A few days ago, a group of representatives from several Christian organizations and I had the chance to visit St. Joseph and Augusta Victoria Hospitals in Jerusalem to have a better understanding of the conditions and needs of Gaza’s seriously injured. These cases were transferred from the Gaza Strip due to the lack of proper facilities and medicine to treat their injuries. One of the cases was Jeries Ayyad whose mother was the first Christian victim in Gaza; others cases that were being treated had amputated arms and legs or those that suffered from brain damage from shrapnel. What I witnessed in the two hospitals is beyond imagination, and one only wonders what difficulties these people will face for the rest of their lives. Please keep the injured in your prayers.
On a more positive note and as an update on our appeal launched last week, I am pleased to announce that we had such a generous response from our donors; funds from our immediate emergency intervention have enabled the delivery of $70,000 worth of emergency medicines and medical supplies for Al-Ahli Arab Hospital as well as 5,000 liters of fuel to ensure uninterrupted power supply from the hospital generator. Arrangements are ongoing to cover the costs of some 160 or so cases treated daily at the hospital. As soon as the Near East Council of Churches’ three mother and child clinics are back in operation, we will immediately provide them with the necessary medicines and medical supplies as well as fuel to ensure full operation at their clinics in Shaja’ia, Darraj and Rafah. We know they will be inundated with mothers and children who desperately need their healthcare services. We are grateful for the commitments received from our various donors and I want to assure you that your contributions will go a long way in relieving the suffering of our people in Gaza. We have received limited response for the short term intervention to support the renovation of damaged institutions and homes as well as
psychosocial support for traumatized children as most of our donors have committed funds to the immediate emergency intervention.

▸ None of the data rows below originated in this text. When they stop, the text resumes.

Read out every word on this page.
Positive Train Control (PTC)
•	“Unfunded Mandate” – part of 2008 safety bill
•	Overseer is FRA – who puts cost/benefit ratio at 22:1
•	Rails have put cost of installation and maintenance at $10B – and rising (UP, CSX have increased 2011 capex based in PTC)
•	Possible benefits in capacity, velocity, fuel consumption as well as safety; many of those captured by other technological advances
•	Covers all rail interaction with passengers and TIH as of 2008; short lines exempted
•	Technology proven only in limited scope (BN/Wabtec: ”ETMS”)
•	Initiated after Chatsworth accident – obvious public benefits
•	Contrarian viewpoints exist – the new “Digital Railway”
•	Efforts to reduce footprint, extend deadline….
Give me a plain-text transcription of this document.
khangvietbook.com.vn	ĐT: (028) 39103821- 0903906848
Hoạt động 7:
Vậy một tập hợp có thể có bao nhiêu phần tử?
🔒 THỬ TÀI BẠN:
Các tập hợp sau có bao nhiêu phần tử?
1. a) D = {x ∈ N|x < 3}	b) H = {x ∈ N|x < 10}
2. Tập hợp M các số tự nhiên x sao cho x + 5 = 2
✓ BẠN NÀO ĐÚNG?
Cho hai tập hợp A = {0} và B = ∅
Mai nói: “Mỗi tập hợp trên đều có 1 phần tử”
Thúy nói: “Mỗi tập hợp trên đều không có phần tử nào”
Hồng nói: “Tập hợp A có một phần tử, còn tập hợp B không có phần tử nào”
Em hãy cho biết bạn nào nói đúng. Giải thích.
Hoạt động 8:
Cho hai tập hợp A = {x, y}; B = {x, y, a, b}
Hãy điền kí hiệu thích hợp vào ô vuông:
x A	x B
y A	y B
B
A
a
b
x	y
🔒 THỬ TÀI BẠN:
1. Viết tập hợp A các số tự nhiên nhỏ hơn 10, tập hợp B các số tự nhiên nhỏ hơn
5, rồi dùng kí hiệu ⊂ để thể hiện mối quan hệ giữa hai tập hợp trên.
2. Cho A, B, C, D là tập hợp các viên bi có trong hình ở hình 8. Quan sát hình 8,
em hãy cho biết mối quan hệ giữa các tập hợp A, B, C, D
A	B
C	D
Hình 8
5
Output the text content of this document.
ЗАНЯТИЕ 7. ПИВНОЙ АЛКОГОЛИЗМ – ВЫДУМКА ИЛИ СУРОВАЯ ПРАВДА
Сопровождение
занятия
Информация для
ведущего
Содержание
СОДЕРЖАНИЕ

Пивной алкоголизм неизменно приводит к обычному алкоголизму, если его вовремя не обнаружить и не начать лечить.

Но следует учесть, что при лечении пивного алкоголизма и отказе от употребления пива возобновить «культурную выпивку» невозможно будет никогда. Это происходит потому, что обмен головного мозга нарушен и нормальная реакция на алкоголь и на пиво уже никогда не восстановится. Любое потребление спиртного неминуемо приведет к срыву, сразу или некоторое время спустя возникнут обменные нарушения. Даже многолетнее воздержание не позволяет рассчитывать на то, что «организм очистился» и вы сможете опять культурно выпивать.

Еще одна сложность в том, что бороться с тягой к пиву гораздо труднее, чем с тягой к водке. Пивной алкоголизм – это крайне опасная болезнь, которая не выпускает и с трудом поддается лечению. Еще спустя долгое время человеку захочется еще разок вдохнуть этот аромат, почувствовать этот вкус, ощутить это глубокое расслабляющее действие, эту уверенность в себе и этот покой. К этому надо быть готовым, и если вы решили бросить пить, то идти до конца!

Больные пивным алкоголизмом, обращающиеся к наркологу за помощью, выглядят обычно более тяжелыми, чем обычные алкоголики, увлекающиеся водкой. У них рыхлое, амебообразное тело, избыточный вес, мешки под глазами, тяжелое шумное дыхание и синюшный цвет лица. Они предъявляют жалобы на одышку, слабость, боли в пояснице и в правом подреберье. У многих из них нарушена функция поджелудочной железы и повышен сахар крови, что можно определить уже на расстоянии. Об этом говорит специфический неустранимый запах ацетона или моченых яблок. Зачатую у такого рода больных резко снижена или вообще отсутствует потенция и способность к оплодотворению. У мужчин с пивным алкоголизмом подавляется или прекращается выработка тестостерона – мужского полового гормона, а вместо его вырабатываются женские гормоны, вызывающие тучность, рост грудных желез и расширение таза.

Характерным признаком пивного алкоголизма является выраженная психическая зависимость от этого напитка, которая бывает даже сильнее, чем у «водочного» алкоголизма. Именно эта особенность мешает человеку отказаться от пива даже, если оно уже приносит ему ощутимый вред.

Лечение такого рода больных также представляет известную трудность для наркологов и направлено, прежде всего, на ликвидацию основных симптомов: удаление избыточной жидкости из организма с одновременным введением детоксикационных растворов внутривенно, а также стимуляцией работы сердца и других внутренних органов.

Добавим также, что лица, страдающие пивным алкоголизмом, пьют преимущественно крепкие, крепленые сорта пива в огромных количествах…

The UN-OCHA reported that some 373,000 children are in need of psychosocial support.
Additionally, I think it is important to point out that we are continuously coordinating with the various Catholic and non-Catholic organizations involved in Gaza. We had a number of coordination meetings within the Catholic Coordination Committee (CCAO) as well as joint coordination meetings with the Action by Churches Together (ACT Alliance). All meetings were successful as information was shared and the coordination of relief efforts to ensure transparency, avoid duplication, and compliment each other’s work. Participants at these various meetings included Caritas Jerusalem, Catholic Relief Services, German Association in the Holy Land (DVHL), Latin Patriarchate, Assembly of Catholic Ordinaries, Middle East Council of
Churches – Department of Services for Palestinian Refugees, and the YMCA.